After the first four weeks, the students are split into groups and sent to host-nation countries. These included Ghana, Liberia, Costa Rica, Peru and Honduras. Lamothe was part of a small medical team sent to Northeast Honduras, also known as the ‘Mosquito Coast.’

The Ministry of Health is responsible for testing civilians for malaria in Honduras. They try to test 10 percent of the entire population, according to Lamothe.  

The students provided assistance and tested the water for malaria-carrying mosquito larvae. The experience granted them opportunities to work with the U.S. Navy’s medical services and Peruvian medical officials. They also spent time in the Honduran hospitals to see how the country manages infectious and tropical diseases.
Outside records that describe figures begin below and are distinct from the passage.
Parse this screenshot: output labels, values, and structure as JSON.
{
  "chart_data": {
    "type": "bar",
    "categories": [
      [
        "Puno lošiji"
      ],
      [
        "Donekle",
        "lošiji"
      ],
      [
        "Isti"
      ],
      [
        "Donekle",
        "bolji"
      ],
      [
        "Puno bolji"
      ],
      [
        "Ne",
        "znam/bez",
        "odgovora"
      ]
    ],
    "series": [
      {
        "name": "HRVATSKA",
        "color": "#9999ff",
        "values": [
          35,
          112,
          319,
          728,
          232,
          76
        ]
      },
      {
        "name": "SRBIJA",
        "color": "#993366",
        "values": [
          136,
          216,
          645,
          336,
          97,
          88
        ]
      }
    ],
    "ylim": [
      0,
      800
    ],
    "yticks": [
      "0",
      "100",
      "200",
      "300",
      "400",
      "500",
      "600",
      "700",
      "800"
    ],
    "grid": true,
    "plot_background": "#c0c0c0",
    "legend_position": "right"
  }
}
Lamothe stressed the importance of being able to partake in the observations to gain future best practices.  

“There are things we don’t get a lot of training on in the United States and things that we don’t necessarily get to see that these folks do here,” he said. “The Military Tropical Medicine Course mission is to provide an opportunity for DoD personnel to learn about this and get some first-hand exposure.”

Lamothe credits all of these experiences and missions to being a part of the overarching team whose goal is global health engagement, sharing knowledge and getting subject matter experts together so that they can help one another.

“Both of these, in addition to the humanitarian piece, are all part of global health engagement, which is really a large driving force behind the military medical system,” said Lamothe.  “It’s [our job] to take our experience, our knowledge, our training and certifications, and not just go somewhere to hand out medicine or do surgeries but to develop those relationships and partnerships and that sense of a common shared strategic vision on how we see the world going. Not just your community or your little area of the world, but the entire world.”